« Les Hommes » de Charlotte Delbo, m.e.s. Jeanne Signé & Frlorence Cabaret

18, 19 & 20 janvier 2018, 19h 30 au T.A.C.

La pièce
Les Hommes se déroule dans le fort de Romainville, à l’intérieur de la prison dans laquelle un groupe de femmes, arrêtées pour faits de résistance en 1942, vit depuis quelques mois. Les hommes sont incarcérés de l’autre côté du bâtiment et ne croisent leurs compagnes, leurs femmes ou leurs soeurs qu’une fois par jour, lors de la promenade.
La menace des exécutions et de la déportation pèse chaque jour un peu plus. Pour ne pas sombrer dans l’angoisse et le désespoir, les détenues décident de monter une pièce : Un caprice de Musset, comédie brillante, fenêtre sur un monde à l’opposé de leur quotidien. A l’intérieur de la prison, elles trouvent, en créant, une autre forme de résistance pour lutter contre la résignation et le découragement. Toutes mobilisent leurs savoir-faire, inventant à partir de rien costumes et accessoires. Au-delà des murs ont lieu des actions armées menées par des « camarades » résistants. Les femmes payeront très cher ces victoires contre l’occupant, car en représailles, au moment même où sur une scène de fortune elles jouent Un caprice, leurs hommes sont fusillés.
Notes du metteur en scène
La pièce se passe à l’intérieur d’un dortoir-cellule dans lequel des femmes cohabitent. Enfermées depuis des mois. C’est le silence de la nuit. L’angoisse de la nuit. Le matin, la prison s’éveille, des bruits de portes et de pas nous parviennent. La vie reflue, les corps se redressent, la parole reprend ses droits. Comment s’évader quand on est détenues… ? Et si on montait une pièce ? Le théâtre est avant tout l’art de l’incarnation. Face au déferlement d’images, d’informations, il nous est plus que jamais nécessaire d’éprouver à travers des êtres de chair et d’os ce que peut être au quotidien la vie de celles qui ont choisi de combattre pour la liberté.
Derrière ces grands mots, liberté et résistance, c’est en effet une expérience de chaque instant, avec ses souffrances et ses doutes, ses hantises et ses joies, ses peurs et ses espoirs. Sans tomber dans le réalisme, la mise en scène s’attache à matérialiser l’espace de l’incarcération, à restituer cette promiscuité entre les protagonistes, cette vie collective douloureuse et fraternelle, minée par la peur, et animée par l’espoir.
L’espace, d’abord réduit au strict minimum, s’emplira peu à peu des couleurs des costumes et des accessoires, de l’effervescence des étapes de la création. Pour revenir vers la parole simple et nue, la détresse et le courage de celles qui, dans ce moment même où résonne le texte de Musset, sont en train de perdre, pour cause de résistance, leur « homme » et sur lesquelles plane désormais la menace de la déportation.
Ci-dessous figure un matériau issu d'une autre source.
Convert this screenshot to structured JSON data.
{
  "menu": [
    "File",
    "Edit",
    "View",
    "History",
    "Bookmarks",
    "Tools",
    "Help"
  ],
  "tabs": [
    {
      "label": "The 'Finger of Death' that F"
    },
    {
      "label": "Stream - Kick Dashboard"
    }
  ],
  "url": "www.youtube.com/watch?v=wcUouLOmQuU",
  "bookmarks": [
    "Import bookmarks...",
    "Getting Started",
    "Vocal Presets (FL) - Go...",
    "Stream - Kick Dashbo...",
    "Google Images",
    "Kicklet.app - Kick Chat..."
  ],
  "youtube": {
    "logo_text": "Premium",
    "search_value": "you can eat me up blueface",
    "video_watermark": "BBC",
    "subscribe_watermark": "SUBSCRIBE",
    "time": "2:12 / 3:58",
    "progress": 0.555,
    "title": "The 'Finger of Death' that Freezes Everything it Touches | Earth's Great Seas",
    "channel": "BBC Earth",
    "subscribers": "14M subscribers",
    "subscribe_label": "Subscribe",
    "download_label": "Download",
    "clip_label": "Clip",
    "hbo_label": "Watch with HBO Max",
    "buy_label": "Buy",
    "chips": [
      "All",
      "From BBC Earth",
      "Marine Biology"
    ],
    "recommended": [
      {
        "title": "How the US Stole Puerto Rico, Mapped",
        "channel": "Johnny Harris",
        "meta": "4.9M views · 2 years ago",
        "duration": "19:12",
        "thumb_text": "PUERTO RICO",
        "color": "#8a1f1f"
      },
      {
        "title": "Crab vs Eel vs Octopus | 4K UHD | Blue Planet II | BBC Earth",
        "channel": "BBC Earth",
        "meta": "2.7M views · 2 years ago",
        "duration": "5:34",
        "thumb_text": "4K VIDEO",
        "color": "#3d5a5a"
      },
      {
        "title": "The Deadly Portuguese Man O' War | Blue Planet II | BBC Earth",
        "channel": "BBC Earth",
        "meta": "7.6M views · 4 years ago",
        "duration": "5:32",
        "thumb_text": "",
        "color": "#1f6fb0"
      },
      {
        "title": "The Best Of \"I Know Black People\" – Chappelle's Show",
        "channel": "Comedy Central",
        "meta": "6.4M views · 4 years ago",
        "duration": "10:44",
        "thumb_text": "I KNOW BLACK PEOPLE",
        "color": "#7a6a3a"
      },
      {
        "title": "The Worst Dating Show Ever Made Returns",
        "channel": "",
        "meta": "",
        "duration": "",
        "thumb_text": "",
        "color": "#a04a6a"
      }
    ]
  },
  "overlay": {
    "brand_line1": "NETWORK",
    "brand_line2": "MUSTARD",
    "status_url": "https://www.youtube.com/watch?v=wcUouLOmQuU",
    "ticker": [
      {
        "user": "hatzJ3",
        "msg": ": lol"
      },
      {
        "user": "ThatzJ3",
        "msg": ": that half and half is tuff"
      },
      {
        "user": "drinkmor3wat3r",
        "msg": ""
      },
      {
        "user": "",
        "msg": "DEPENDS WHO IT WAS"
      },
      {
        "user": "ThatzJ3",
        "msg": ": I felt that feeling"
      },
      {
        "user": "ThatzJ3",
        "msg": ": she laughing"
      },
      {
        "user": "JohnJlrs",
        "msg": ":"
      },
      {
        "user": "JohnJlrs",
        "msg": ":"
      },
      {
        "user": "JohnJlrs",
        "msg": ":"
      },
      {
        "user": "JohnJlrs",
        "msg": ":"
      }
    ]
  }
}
La mise en scène jouera beaucoup sur la part d’invisible que comporte la pièce. Des bruits de portes, de pas, de gouttes d’eau permettront de retranscrire l’enfermement carcéral, mais aussi l’arrière-plan des combats, les échos de la résistance, la menace des exécutions.
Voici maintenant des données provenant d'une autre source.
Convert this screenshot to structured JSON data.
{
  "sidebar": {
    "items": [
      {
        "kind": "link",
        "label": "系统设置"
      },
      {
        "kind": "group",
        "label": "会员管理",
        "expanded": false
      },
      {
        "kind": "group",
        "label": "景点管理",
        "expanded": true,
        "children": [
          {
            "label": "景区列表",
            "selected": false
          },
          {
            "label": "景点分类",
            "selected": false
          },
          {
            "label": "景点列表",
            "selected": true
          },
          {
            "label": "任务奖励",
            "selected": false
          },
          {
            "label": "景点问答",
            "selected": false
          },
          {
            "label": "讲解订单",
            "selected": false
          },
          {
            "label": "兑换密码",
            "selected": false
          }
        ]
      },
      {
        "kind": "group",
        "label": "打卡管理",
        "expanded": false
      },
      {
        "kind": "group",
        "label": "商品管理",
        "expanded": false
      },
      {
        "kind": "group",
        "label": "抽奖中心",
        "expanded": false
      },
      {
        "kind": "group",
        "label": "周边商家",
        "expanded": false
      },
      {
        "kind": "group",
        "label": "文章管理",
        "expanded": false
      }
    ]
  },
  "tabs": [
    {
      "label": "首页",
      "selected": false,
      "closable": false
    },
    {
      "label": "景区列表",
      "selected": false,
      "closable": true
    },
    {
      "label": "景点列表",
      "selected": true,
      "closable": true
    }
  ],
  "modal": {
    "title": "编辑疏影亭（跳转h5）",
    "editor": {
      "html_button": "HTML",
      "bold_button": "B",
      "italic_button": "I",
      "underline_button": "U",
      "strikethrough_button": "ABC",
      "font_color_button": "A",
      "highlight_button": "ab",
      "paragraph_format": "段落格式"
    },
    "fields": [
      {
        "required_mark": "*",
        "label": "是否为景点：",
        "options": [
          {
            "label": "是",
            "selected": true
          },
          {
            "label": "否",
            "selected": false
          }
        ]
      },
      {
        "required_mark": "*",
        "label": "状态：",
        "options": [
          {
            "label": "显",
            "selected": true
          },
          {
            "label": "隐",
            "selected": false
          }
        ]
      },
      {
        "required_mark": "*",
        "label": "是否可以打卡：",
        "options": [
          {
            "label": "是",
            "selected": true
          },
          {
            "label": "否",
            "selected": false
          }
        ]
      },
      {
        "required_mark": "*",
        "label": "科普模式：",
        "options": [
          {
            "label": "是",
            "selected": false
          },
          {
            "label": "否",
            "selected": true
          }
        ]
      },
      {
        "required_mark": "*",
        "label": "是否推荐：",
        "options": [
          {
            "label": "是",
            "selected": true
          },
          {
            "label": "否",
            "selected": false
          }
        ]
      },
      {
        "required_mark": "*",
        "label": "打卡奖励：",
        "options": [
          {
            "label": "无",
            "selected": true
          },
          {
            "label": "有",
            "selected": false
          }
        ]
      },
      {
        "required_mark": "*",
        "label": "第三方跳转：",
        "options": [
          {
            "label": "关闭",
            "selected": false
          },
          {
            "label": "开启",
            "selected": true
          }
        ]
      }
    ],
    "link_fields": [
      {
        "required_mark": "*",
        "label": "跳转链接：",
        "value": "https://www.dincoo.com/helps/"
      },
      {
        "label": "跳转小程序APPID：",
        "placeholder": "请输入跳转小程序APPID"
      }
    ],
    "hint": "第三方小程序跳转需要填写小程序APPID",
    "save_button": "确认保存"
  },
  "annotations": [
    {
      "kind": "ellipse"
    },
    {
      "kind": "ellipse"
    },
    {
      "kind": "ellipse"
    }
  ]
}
Un personnage, celui de Françoise, double explicite de l’auteur, détient un rôle particulier, un point de vue réflexif sur l’ensemble. La pièce peut se lire comme son récit, le regard de quelqu’un qui sait.
Les dialogues oscillent constamment entre l’expression directe et le refoulement d’une angoisse que l’on sent monter au fur et mesure, le travail de direction d’acteur consistant à ne pas laisser celle-ci envahir tout, à lutter, comme les personnages eux-mêmes, contre une certaine forme de pathétique. Car la dureté des événements qui frappent ces jeunes femmes ne saurait faire oublier leur principal « message », le sens de leur combat : vivre, ce doit être avant tout vivre pour la liberté.